1. The Cuban Missile Crisis. I stood in the university cafeteria in 1963 and watched the horror story unfold of missiles pointed toward the heart of the homeland from 90 miles away. Did they come close? Yes. Did it happen? No. Both the U.S. and Russia spent way more energy on Cuba than it deserved.
2. The Civil Rights Struggle. Intelligent people predicted that civil rights would cause social dislocation and civil war. We seemed to have survived it.
3. The Domino Theory. The communists would conquer Asia and finally become strong enough to march up through Latin America over the border and take over the country. What an infantile notion.
4. The Collapse of the Nation under debt as a result of the national debt of the early 20th Century. Everyone trotted out how much ever man, woman, and child owed and that the debt would never be paid. We had a surplus in the 90’s because of the boom in technology. The debt was paid, albeit briefly.

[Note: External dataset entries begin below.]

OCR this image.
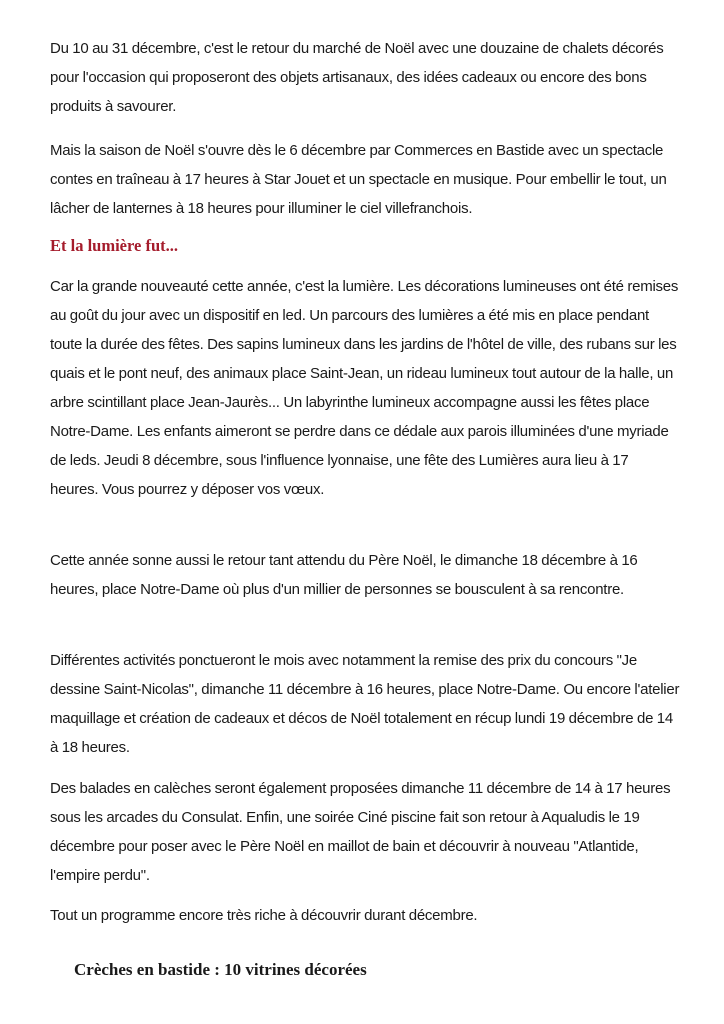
Du 10 au 31 décembre, c'est le retour du marché de Noël avec une douzaine de chalets décorés pour l'occasion qui proposeront des objets artisanaux, des idées cadeaux ou encore des bons produits à savourer.

Mais la saison de Noël s'ouvre dès le 6 décembre par Commerces en Bastide avec un spectacle contes en traîneau à 17 heures à Star Jouet et un spectacle en musique. Pour embellir le tout, un lâcher de lanternes à 18 heures pour illuminer le ciel villefranchois.

Et la lumière fut...

Car la grande nouveauté cette année, c'est la lumière. Les décorations lumineuses ont été remises au goût du jour avec un dispositif en led. Un parcours des lumières a été mis en place pendant toute la durée des fêtes. Des sapins lumineux dans les jardins de l'hôtel de ville, des rubans sur les quais et le pont neuf, des animaux place Saint-Jean, un rideau lumineux tout autour de la halle, un arbre scintillant place Jean-Jaurès... Un labyrinthe lumineux accompagne aussi les fêtes place Notre-Dame. Les enfants aimeront se perdre dans ce dédale aux parois illuminées d'une myriade de leds. Jeudi 8 décembre, sous l'influence lyonnaise, une fête des Lumières aura lieu à 17 heures. Vous pourrez y déposer vos vœux.

Cette année sonne aussi le retour tant attendu du Père Noël, le dimanche 18 décembre à 16 heures, place Notre-Dame où plus d'un millier de personnes se bousculent à sa rencontre.

Différentes activités ponctueront le mois avec notamment la remise des prix du concours "Je dessine Saint-Nicolas", dimanche 11 décembre à 16 heures, place Notre-Dame. Ou encore l'atelier maquillage et création de cadeaux et décos de Noël totalement en récup lundi 19 décembre de 14 à 18 heures.

Des balades en calèches seront également proposées dimanche 11 décembre de 14 à 17 heures sous les arcades du Consulat. Enfin, une soirée Ciné piscine fait son retour à Aqualudis le 19 décembre pour poser avec le Père Noël en maillot de bain et découvrir à nouveau "Atlantide, l'empire perdu".

Tout un programme encore très riche à découvrir durant décembre.

Crèches en bastide : 10 vitrines décorées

5. The Energy Crisis. We were assured in the 1980’s that energy would be fairly unavailable by now, except at enormous prices. Our cars would largely be parked in the caves where we would be back living in and gas stations would be empty and decaying. Today we are awash in energy, and wind and solar power are being threatened by the abundance of traditional sources. Wind and solar are incredibly important for the environment, but there are many alternatives we have that we can’t get to because there are so many.
I won’t get into the manufactured crises we’re going through today because they’re so politically charged, and this is a non-partisan publication that focuses on peak performance of teams and organizations.
The biggest factor in our future is you–your innovation, inventiveness, work ethic, education, and dedication. So ignore the crises and concentrate on you.